Trolley tracks ran down the middle of Main Street, stretching from downtown into Springfield until the 1930s. This Main Street postcard, showing a buggy and streetcar, dates from about 1907. Mischievous boys used to soap the tracks in the vicinity of 8th and Main. These Halloween hijinks caused trolley cars to slip & slide when trying to brake, and their wheels to spin futilely while starting back up. This interesting fact comes from the marvelous video “Yesterdays: Looking Back at Jacksonville.”
Little kids riding alone on streetcars? Also in the “Yesterdays” video, a senior citizen remembered how townsfolk seemed relatively unconcerned about serious crime. During the early 1900s, her parents thought nothing of placing her on a streetcar by herself, even though she was about six years old. The tot would travel downtown to Cohen Brothers Department Store, located in the St. James Building, today’s City Hall. She purchased sewing supplies and then boarded the trolley for the trip back home. Please see below for more!
GETTING THERE FROM HERE — Forty minutes to Ortega Island, and thirty to the Trout River on the Northside: This is how long it took some of Jacksonville’s streetcars to run from the downtown area in 1931, according to that year’s Comprehensive City Plan. Other travel times from downtown included ten minutes to Springfield and twenty-five to the vicinity of today’s FCCJ Kent Campus on the Westside. Is the present JTA bus schedule very much faster, especially considering any transfers from vehicle to vehicle?
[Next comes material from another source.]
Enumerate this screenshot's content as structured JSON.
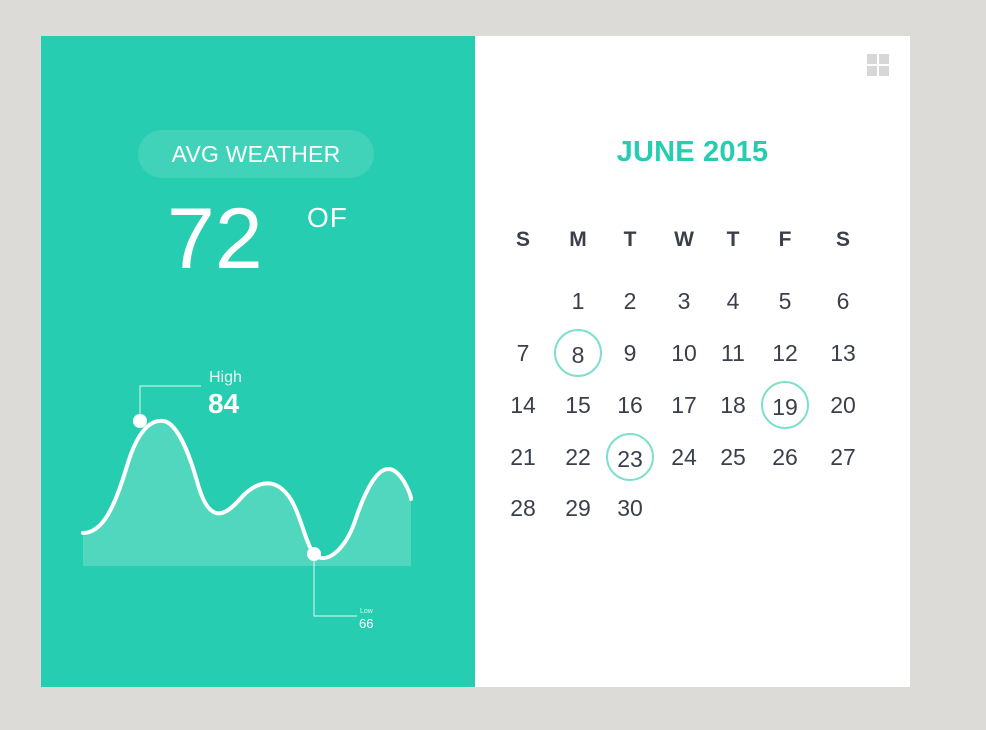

The streetcar system did leave a lot to be desired, however, in the opinion of the City Plan from 1931. The document stated that the local residents most affected were African Americans, who relied on trolleys more than white inhabitants did. In the Plan’s words, “As the town grew, its colored areas grew likewise, adjacent to the white areas. As a result, the several separate and distinct colored areas came into being. But now with the advent of business and industry into some of those old areas, the residents there are being forced father and farther from their places of labor to the point in some instances that domestics are required to travel on street cars an hour or more before reaching their destinations… And as the city increases in population and area, this situation will become even more acute… (A)t this time, a domestic residing in the neighborhood of Davis and Eighth Street will consume 40-45 minutes in continuous riding time in going from her home to the site of her day’s work in Avondale, regardless and irrespective of waits and transfers! This state of affairs is not only unfair to the negro element but likewise unfair to those dependent upon them for domestic service. This condition is due to the routings of the transit system with its bottle neck at Broad and Bay and the obsolete system of looping.”
Within a few years of the report, however, the city’s streetcars would lose their battle with buses. Springfield, for example, had its trolley cars replaced by these competitors in June 1934. According to a Jacksonville Journal article from July 6, 1934, the last remaining streetcar lines in the city operated in the areas of La Villa, South Jacksonville, Kings Road, Edison-Fairfield (the Eastside), and Florida Avenue (today’s A. Philip Randolph Boulevard on the Eastside). And in December 1936, Jax streetcars would make their final runs.